Meet the Brooklyn judge now at the epicenter of the Mar-a-Lago records case
Raymond Dearie will be the special master tasked with sorting through the files seized from Donald Trump’s Mar-a-Lago home. Good luck, judge.
NEW YORK — Raymond Dearie, a senior federal judge, has overseen an international corruption case involving the highest levels of professional soccer. He authorized a highly secretive warrant to surveil a former campaign aide to Donald Trump. And he’s spent years taking on mobsters in New York City.
But now, the 78-year-old Ronald Reagan appointee faces one of the thorniest legal tasks of his well-regarded career: sifting through files seized from Trump’s Mar-a-Lago estate.
A Florida-based federal judge on Thursday appointed Dearie to lead the “special master” review of those records amid a criminal investigation into the former president’s handling of documents marked classified.
U.S. District Judge Aileen Cannon’s decision came after Trump’s legal team and the Department of Justice both endorsed Dearie’s nomination — initially made by Trump — to parse the seized records for potentially privileged material.

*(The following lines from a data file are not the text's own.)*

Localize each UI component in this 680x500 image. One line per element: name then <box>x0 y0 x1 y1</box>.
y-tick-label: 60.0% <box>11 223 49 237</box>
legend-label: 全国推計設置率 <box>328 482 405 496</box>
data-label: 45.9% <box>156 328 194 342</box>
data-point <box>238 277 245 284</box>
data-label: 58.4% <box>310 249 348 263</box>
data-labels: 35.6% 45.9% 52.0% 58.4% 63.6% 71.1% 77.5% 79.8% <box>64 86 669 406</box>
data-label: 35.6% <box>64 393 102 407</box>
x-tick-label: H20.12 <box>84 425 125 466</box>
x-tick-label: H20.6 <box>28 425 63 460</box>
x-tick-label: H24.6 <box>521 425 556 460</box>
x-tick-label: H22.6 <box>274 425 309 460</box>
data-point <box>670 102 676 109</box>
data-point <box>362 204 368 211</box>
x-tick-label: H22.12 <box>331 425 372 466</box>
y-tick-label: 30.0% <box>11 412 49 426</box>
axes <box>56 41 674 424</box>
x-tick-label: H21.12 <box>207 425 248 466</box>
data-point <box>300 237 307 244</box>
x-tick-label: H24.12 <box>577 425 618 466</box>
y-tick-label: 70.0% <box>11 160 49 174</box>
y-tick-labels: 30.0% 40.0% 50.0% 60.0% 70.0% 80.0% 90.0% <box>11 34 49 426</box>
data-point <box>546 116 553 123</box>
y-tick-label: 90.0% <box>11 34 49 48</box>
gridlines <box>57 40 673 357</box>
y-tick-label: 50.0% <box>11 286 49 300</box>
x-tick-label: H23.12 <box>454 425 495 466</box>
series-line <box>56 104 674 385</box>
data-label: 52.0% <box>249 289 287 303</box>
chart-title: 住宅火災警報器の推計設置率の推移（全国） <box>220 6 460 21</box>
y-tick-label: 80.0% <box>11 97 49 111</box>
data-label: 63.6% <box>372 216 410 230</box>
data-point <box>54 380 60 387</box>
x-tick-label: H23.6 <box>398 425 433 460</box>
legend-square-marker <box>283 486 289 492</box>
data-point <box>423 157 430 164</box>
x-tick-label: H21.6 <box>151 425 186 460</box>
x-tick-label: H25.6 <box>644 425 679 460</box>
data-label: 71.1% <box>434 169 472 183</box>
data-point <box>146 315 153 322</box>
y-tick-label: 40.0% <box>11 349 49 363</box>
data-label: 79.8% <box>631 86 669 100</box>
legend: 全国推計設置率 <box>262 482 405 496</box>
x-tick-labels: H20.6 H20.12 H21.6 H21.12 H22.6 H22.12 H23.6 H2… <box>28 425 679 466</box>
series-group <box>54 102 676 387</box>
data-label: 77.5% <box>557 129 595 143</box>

Lawyers and litigants who have appeared before Dearie describe him as independent, thorough and even-handed jurist who is fit to wrangle the dueling sides. As much as any judge put in this difficult position, they say he’s up to the task.
“He’s one of the few judges who both sides want to appear in front of. He is held in the highest regard by attorneys. He’s someone who actually listens to the lawyers and considers what they have to say before he makes a decision,” said Lindsay Gerdes, a former Brooklyn federal prosecutor.
Sean Hecker, an attorney at Kaplan Hecker & Fink LLP who has had several cases before Dearie (including one pending) said much the same. “He's independent-minded, extremely smart and wise. Hard to imagine a more qualified person for this challenging assignment.”
Dearie is a former U.S. Attorney for the Eastern District of New York, a job he held from 1982 to 1986. He was chief judge of the Eastern District from 2007 to 2011. He remains an active judge on senior status, meaning he has a reduced caseload.
He also served on the Foreign Intelligence Surveillance Court for seven years — where he was one of the judges who signed off warrants the FBI used to surveil 2016 Trump campaign aide Carter Page in an investigation into Russian election interference.
Federal investigators later determined an FBI lawyer altered an email used to support the surveillance application — something Trump has used to discredit the entire investigation — though a judge on the FBI attorney’s subsequent criminal case acknowledged the application might have been granted anyhow.
Some documents seized at Mar-a-Lago were marked "FISA," indicating they relate to intelligence derived from foreign sources, according to an affidavit in the case.
"He works incredibly well with parties, but doesn't tolerate nonsense," said Richard Garbarini of Garbarini Fitzgerald P.C. “He will not allow parties, or attorneys, to play games, or play fast-and-loose with the rules.”
Though few, if any, cases will match the stakes and intrigue of the Mar-a-Lago investigation, Dearie does have some high-profile cases under his belt. Those include the corruption trials of several officials at FIFA, the global soccer governing body.
He also oversaw a court battle in the 2017 New York City mayoral race. Former New York City Councilmember Sal Albanese didn’t meet polling and fundraising thresholds to gain admittance into televised debates, and he sued the city’s Campaign Finance Board seeking an injunction so he could take the stage. But Dearie ruled the finance board’s criteria were not partisan, subjective or discriminatory.
Albanese did not prevail, but he came away with a positive impression of the judge.
“I think he’s a fair man, despite my losing that case. He’s obviously very knowledgeable,” he said in an interview. “His temperament was excellent, and he was thoughtful. He asked a lot of good questions. Very level-headed.”
Prosecutors and lawyers for Trump each presented Cannon with two options as candidates for the job: Dearie and Paul Huck Jr., a Florida attorney with significant ties to figures in Trump’s orbit.
The Justice Department proposed Barbara Jones — a former federal judge and Bill Clinton nominee who has filled the same special master role in three other sensitive investigations — and former federal appeals court judge Thomas Griffith.
Trump’s team objected to both of those picks while the DOJ indicated Huck was not acceptable because he had never served as a judge.
Alexander Coleman, an employment lawyer who has had several cases before Dearie — including a high-profile case where an NYPD cop alleged workplace retaliation after reporting colleagues who tried to blame him for another detective’s botched investigation — said he was impressed with the judge.
“He took a very difficult, thorny issue and he untangled it and reached the right result,” he said. “He’s very thoughtful and very contemplative.”
Dearie graduated from St. John’s University School of Law and has also worked as an attorney in private practice. He is originally from Rockville Center on Long Island.
The judge did not respond to a request for comment.